On one hand I want to applaud this analyst for taking a contrary position in an industry where pack behavior dominates. On the other hand, this is the difference between a portfolio manager and an analyst… you can be wrong for 572% and still keep your job. (or in his case, he was promoted by jumping to a much more visible firm) In the words of one of the pre eminent crime fighters of the past generation – Mr. Wible missed the stock “by that much.”
Let me be clear, I had (have) some of the same concerns Mr. Wible had in terms of the business of Netflix (NFLX) but at worst it kept me out of the stock – standing in front of a freight train is not something you can afford to do in the non analyst world. So instead of fighting the herd, I’ve from time to time joined it – even if I have long term concerns. Who knows how it ends up in a decade, but for now not being long has been wrong.
Tony Wible loves streaming movies from Netflix Inc. Ask the Janney Montgomery Scott analyst what he thinks of the company’s stock, and the affection ends there. Since April 2007, first at Citigroup Inc. and now at Janney, Wible has argued shares of the mail-order and online movie service are too costly or too risky. He has had a “sell” rating most of that time, with a couple of “hold” breaks.
Clients who listened have missed out on the best stock in the Russell 1000 over the past 3 1/2 years and a gain of 572 percent. A $100,000 investment then in Los Gatos, California- based Netflix would be worth almost $672,000 today. A similar bet on the S&P 500 Media Index, which includes Time Warner Inc. and Walt Disney Co., would have fallen to $83,000.
“There’s no doubt we’ve been wrong on the stock,” the Philadelphia-based analyst said in an interview. “It’s been a bad call. What’s been phenomenal with Netflix is the Street’s propensity to ignore future risk.”
Wible, 34, who holds a degree in economics and finance from York College of Pennsylvania, argues Netflix faces threats from Amazon.com Inc., Apple Inc., Time Warner’s HBO and cable companies that plan to offer fare online.
The company’s $8.99-a- month Web-and-one-DVD service may cannibalize its higher-priced subscriptions at the same time that costs for film rights are rising. The pressure will build in the next year, he said. “Netflix is a great product, it’s a great platform,” Wible said. “It’s just that its market potential is limited. This is a story about growth and momentum and those stories can break at any time.”

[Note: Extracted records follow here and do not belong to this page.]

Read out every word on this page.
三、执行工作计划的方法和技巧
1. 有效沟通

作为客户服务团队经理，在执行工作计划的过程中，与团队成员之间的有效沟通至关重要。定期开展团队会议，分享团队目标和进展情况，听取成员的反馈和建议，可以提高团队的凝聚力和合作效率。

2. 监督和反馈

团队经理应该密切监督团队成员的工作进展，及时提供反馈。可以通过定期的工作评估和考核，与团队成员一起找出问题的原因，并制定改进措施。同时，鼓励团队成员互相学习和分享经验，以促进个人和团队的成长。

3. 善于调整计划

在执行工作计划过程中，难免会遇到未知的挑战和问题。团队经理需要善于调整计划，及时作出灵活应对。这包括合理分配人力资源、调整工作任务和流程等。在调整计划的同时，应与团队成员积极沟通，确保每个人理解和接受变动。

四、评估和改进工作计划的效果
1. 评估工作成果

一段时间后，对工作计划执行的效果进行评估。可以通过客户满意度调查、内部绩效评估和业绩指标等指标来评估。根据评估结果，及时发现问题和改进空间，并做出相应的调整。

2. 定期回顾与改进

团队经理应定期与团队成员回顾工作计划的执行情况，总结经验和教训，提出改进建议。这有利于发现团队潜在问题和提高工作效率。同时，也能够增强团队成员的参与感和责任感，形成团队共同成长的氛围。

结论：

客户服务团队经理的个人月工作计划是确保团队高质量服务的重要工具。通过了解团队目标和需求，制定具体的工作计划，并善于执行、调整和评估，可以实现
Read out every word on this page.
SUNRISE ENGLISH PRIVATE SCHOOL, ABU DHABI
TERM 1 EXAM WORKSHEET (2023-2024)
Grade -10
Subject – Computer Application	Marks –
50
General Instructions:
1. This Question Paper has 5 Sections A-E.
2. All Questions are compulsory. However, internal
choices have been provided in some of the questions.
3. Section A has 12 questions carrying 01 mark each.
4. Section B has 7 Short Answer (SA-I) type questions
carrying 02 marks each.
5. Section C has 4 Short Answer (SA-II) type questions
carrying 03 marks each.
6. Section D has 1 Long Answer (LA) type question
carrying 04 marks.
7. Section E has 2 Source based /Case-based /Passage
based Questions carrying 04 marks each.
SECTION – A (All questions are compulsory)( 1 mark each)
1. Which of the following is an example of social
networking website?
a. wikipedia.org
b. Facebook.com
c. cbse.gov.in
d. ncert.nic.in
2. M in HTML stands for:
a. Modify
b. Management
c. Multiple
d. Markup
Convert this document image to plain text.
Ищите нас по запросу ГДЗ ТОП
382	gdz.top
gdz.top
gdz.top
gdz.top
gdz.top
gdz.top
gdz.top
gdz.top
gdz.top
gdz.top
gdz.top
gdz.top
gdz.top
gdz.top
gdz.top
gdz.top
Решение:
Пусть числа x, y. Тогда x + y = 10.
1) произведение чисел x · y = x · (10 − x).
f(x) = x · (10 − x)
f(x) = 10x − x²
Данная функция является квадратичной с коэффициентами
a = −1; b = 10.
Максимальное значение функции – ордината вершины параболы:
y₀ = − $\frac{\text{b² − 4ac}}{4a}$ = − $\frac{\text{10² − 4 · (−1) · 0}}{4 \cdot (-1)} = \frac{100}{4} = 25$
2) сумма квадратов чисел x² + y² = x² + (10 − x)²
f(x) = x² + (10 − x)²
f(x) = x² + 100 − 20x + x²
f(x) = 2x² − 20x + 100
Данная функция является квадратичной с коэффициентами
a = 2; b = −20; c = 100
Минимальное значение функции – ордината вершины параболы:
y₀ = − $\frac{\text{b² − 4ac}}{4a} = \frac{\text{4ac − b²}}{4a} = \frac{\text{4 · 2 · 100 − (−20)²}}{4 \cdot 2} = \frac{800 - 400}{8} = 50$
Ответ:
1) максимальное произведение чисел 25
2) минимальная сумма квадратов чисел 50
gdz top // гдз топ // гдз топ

Netflix has almost tripled this year and has a market value of $8.15 billion. The company went public in May 2002 at $7.50 a share, adjusted for splits. Gains in Netflix have been driven by rising sales and profit, as the company has taken customers from brick-and-mortar rivals such as Movie Gallery Inc., which is going out of business, and Blockbuster Inc., now in bankruptcy.
This year, sales are forecast to grow 29 percent to $2.16 billion, the average of 26 estimatescompiled by Bloomberg, from $1.67 billion in 2009. Net income is projected to increase 32 percent to $152.7 million.
On Oct. 6, Wible boosted his fair value estimate on Netflix to $110 from $61, based on 20 times projected 2012 earnings per share of $5.52. “I look at Netflix as being like a cable network and I assign a value based on what I think is a really good cable network,” Wible said, citing Discovery Communications Inc. “While the growth profile on Netflix is higher, the risk profile is also higher.”
Netflix must win new customers at a faster clip to offset falling average spending by subscribers, Wible said. He predicts more users will drop mail-order plans, priced as high as $16.99 a month according to the website, for the $8.99 service. (but costs will also be lower without having to pay for mailing)
In August, Netflix agreed to pay almost $1 billion for rights to movies from Viacom Inc.’s Paramount Pictures, Lions Gate Entertainment Corp. and Metro-Goldwyn-Mayer Inc.
Wible says competition will lead to content bidding wars that could force Netflix to raise fees on the 18.5 million customers it expects by year-end. That would slow subscriber growth even if Netflix succeeds in duplicating its service in other countries. (important to watch how Hulu – which should IPO in the next year – does in this space)
“It’s a battle of philosophies,” Wible said. “There’s the Internet philosophy. It applies the ideology that big brands win with a first-mover advantage. Then there’s the media philosophy that content is king.”
On the other side of the ledger is the “first mover” advantage.
“The only thing better than Netflix at $9 is McDonald’s $1 menu,” said David Eiswert, manager of the Baltimore-based T. Rowe Price Global Technology Fund, which held 12,400 Netflix shares as of June 30. The company’s biggest asset is its growing subscriber base, Eiswert said in an interview. A new entrant would spend $500 million to $1 billion for similar film and TV rights, and then have to win subscribers as Netflix becomes ubiquitous on Internet TVs, Blu-ray players and mobile devices. “Sure, the risk is that a large competitor is going to be willing to step up and take a $1 billion hit to operating expenses for two years,” Eiswert said. “But that’s an awful lot of pain and what do you get?”